Corm size (based on diameter and length) was not related to the planting materials (PMs) used but was significantly affected by morphological alteration (MA) treatments. MA significantly affected the dry weights of the leaf blade, petiole and roots of the individual mother plants. Dry weights of the MAS-treated plants were significantly higher than those of normal plants; however, the morphological characteristics of MAM-treated mother plants were not significantly different from those of control plants.
At present, it might need extra efforts to find scientific articles on the response of taro plant to morphological alteration (MA) treatments. However, physical treatments such as goose-necking or decapitation of the mother plant have been reported to enhance sucker production in the banana plant (Bhende and Kurien, 2016). Sucker is a main PM in banana cultivation. A similar principle was used in the MAM-treated mother plants in taro, which aims to increase the number of suckers for production of young leaves as leafy vegetable.
Dorel et al. (2016) found that sucker removal eliminated potential competition for photo-assimilates between suckers and yield organ. A similar result was found in this study: corm size, corm weight and some other traits in the mother plant were significantly better in the MAS-treated plant harvested at 28 WAP. Datta et al. (2020) also reported that wider spacing (2.5 m × 2.5 m) with a single sucker as the PM produced the highest yield and all other morphological traits in the optimal range.

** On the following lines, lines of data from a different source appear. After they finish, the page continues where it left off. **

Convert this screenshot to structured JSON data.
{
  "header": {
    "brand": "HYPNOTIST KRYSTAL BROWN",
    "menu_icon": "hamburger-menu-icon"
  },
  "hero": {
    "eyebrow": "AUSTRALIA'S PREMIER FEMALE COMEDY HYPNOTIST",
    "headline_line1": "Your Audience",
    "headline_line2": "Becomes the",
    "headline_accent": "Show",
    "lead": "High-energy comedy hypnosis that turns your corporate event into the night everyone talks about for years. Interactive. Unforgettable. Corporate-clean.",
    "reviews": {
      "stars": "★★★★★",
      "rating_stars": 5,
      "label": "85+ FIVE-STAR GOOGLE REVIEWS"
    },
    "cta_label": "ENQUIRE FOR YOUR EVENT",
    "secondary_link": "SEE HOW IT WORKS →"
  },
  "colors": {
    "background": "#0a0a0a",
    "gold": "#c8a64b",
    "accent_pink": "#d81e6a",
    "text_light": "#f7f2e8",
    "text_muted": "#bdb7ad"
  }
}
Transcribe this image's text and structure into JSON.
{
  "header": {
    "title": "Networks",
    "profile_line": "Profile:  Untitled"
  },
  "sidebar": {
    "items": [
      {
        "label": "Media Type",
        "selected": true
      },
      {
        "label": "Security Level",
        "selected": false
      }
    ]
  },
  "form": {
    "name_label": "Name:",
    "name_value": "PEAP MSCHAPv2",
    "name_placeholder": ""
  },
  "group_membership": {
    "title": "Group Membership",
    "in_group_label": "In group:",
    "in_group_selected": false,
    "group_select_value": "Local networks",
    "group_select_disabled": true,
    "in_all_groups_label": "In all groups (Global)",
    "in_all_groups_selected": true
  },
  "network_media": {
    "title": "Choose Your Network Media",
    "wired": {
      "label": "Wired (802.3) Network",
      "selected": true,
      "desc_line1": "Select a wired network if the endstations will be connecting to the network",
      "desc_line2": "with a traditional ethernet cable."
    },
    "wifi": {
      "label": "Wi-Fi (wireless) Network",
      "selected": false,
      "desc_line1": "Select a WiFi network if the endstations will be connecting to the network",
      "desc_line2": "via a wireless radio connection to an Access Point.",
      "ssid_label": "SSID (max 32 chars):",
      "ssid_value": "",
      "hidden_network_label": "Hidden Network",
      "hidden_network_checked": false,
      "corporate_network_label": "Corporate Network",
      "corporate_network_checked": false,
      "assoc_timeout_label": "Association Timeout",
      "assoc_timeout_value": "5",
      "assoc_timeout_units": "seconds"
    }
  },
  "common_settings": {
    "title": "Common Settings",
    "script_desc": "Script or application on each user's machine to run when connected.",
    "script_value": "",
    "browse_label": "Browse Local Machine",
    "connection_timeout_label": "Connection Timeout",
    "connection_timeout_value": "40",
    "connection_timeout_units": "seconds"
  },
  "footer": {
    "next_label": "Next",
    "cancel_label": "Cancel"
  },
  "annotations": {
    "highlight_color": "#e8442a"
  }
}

Initiation of corm development in taro plant was observed at 12 WAP. A fast enlarging period occurred during 12–20 WAP, and slowing down was observed during the next 8 weeks. Corm water contents measured at 12WAP, 20 WAP and 28 WAP were relatively unchanged and also were not affected by the different PMs used or the MA treatments. The optimum age for corm harvesting was 7–9 months after planting (MAP) (Boampong et al., 2018). Kristl et al. (2021) added that at around 8 months of age, total oxalate content in the corm was lower, and the water-soluble oxalate content increased as the plant grew older. In this study, corm weight, diameter and length were no longer affected by the PMs used at the ages of 20 WAP and 28 WAP or about 7 MAP. Oxalate causes irritation and burning sensation (acridity) in the throat and mouth on ingestion (Kaushal et al., 2015).
Cormel was developed later than the main corm. It took >12 weeks before the cormel began to develop into taro plants. Cormels can grow directly from the main corm or randomly develop from swelling roots. PMs did not consistently trigger cormel initiation. MAS treatment significantly increased cormel weight, but the MAM-treated plants did not significantly differ from the non-treated (NMA) plants in terms of the cormel enlargement process. Ubalua et al. (2016) described that corm initiation commenced at about 3 MAP, while cormel initiation followed afterwards. There was no information on the time lapse between corm and cormel initiation. However, cormels had been found at 20 WAP; therefore, it is reasonable to expect that cormel initiation occurred at around 15 WAP. The period of 3–6 MAP was characterised by a rapid increase in shoot growth. By the end of 6 MAP, shoot growth rate gradually declined, while corm and cormel continued to grow. Muinat et al. (2017) added that the number of cormels was positively correlated with the corm weight.